New Zealand horticultural produce exporters paid an estimated $235 million in tariffs to importing countries, an increase of 19% on the 2008 figure of $197 million. At the same time export earnings increased by 8%, according to a recent study.

The New Zealand Horticulture Export Authority and Horticulture New Zealand commission the report ‘New Zealand Horticulture – Barriers to Our Export Trade’ every two years, with funding support from the Ministry of Foreign Affairs and Trade and New Zealand Trade & Enterprise.

The report, prepared by Wellington-based company Market Access Solutionz, is used extensively by both industry and government agencies for monitoring and negotiating international trade access and helping exporters to develop new markets.

About 60% of New Zealand’s total horticultural production of fruit and vegetables is exported, valued at just under $2.2 billion.

“Obviously as we sell more products in markets that have tariffs we pay more tariffs. We see some fantastic market opportunities in Asia but some of those markets have very high barriers to trade. That’s why we need to continue our efforts on developing and signing free trade agreements,” HortNZ chief executive Peter Silcock says.

This edition of the report highlights the continuation of a disturbing trend, the increasing use by other countries of non-tariff trade barriers, known as ‘SPS’ – sanitary and phytosanitary barriers.

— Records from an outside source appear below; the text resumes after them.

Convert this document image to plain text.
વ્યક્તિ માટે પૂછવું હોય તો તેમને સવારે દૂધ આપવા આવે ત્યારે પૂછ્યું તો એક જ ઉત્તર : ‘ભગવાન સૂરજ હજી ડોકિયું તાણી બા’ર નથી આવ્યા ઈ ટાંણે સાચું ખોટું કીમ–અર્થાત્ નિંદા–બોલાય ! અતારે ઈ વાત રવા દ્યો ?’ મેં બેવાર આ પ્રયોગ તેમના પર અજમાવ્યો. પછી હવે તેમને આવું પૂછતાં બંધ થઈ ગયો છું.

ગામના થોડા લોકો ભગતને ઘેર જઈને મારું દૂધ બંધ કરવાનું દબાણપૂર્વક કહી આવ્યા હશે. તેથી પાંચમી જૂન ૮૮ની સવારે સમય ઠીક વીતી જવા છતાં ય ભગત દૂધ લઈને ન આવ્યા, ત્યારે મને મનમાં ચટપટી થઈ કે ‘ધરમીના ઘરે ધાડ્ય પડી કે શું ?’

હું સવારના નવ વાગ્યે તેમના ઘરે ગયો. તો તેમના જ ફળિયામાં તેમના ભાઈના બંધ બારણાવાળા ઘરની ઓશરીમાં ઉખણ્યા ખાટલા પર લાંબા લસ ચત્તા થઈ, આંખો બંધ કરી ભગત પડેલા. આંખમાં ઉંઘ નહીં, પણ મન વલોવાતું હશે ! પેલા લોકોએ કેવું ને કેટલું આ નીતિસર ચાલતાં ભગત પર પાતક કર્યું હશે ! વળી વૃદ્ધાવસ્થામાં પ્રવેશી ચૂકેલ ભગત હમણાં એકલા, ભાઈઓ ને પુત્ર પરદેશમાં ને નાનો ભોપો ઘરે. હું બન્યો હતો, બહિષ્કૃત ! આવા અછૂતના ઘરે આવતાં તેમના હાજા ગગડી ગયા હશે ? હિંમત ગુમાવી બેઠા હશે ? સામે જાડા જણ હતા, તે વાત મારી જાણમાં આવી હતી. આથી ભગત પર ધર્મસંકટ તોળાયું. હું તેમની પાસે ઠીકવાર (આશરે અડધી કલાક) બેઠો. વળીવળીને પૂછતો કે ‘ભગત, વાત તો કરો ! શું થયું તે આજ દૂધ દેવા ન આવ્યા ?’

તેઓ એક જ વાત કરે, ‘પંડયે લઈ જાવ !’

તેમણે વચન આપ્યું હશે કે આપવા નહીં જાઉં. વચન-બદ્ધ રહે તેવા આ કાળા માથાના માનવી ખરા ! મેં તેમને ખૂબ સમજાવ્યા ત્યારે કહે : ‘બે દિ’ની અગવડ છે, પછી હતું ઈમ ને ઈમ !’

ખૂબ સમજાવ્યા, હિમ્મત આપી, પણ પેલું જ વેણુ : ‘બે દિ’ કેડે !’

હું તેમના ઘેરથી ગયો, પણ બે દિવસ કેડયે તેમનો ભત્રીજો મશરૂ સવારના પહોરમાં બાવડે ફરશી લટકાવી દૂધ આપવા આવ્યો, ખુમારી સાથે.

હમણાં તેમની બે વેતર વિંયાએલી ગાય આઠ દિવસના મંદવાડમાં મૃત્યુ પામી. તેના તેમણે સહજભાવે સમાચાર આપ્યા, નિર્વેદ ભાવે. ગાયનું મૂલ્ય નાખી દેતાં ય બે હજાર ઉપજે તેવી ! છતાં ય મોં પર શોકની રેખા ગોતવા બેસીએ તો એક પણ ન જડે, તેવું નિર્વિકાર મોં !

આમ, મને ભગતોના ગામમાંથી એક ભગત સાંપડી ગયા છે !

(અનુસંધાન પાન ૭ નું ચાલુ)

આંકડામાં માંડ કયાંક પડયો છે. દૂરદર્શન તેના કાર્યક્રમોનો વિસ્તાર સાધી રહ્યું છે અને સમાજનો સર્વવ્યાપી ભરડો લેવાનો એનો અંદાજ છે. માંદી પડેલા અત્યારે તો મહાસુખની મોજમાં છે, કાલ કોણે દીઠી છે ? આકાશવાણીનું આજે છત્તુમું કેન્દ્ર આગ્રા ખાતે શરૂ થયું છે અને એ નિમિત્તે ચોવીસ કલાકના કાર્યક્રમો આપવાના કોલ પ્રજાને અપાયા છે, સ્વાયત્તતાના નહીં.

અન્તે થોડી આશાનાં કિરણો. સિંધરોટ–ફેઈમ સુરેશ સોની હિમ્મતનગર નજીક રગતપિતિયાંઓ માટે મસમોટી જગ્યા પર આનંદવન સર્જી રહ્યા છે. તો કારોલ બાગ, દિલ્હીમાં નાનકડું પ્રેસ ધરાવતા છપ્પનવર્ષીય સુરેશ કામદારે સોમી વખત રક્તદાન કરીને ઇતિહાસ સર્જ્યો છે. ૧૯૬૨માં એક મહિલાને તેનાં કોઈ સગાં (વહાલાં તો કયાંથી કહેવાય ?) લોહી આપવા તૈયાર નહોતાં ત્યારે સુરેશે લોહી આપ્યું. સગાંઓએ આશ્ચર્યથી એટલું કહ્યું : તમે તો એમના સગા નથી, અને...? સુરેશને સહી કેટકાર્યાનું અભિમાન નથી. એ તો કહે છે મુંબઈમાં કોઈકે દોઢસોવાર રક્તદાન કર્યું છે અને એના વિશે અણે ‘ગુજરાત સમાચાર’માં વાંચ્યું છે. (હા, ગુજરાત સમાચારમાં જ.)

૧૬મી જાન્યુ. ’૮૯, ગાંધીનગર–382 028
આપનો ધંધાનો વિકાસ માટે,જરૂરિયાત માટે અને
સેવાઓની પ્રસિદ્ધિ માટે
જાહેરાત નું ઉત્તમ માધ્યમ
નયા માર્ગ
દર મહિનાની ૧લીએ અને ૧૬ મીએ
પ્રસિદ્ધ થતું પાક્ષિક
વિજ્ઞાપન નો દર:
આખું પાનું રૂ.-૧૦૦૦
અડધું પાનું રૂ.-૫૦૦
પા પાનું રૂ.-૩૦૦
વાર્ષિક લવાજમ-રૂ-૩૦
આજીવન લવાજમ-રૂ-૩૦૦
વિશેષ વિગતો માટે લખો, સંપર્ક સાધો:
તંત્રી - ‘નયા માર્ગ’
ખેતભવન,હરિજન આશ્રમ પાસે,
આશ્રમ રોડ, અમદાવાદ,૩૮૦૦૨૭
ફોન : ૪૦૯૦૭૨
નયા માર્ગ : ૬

“These are the types of barriers that have either blocked our entry to markets or added to the costs of supply based on biosecurity or product health concerns that are not always based on good science,” HEA chief executive Simon Hegarty says.

“The SPS compliance issues have been highlighted but the costs are not calculated in this study. It is always difficult to calculate the full costs of the additional compliance required or how much we lose by not having access to a market but it is very significant and in reality probably higher than the costs of the tariffs…

“Other costs faced by our exporters include compliance with non-SPS technical barriers, like quotas, grade standards and labelling rules, often driven by politics at the expense of sound science,” Hegarty says.

The European Union (EU), Japan, Australia, and the United States of America are New Zealand’s top four horticultural export markets.

The EU market is worth $603 million, Japan is $445 million, Australia $337 million and the USA is worth $126 million.

Taiwan ($105 million) has replaced the Republic of Korea in fifth place, a reversal of their 2008 positions. The report says this indicates the very high tariffs applied by the Republic of Korea to a variety of products are putting growers and exporters off developing that market.

The Republic of Korea applies an average tariff rate of almost 41%, meaning New Zealand paid $34 million in tariffs in this one market.

The value of exports to China has more than tripled in the past two years. Kiwifruit exports have been largely responsible for this increase – from $20 million in 2008 but reached $75 million in 2010.

The average tariff on all horticultural exports to all major markets is estimated to be 6.83% of exports by FOB (free on board) value, a slight increase on the 6.49% reported in 2008.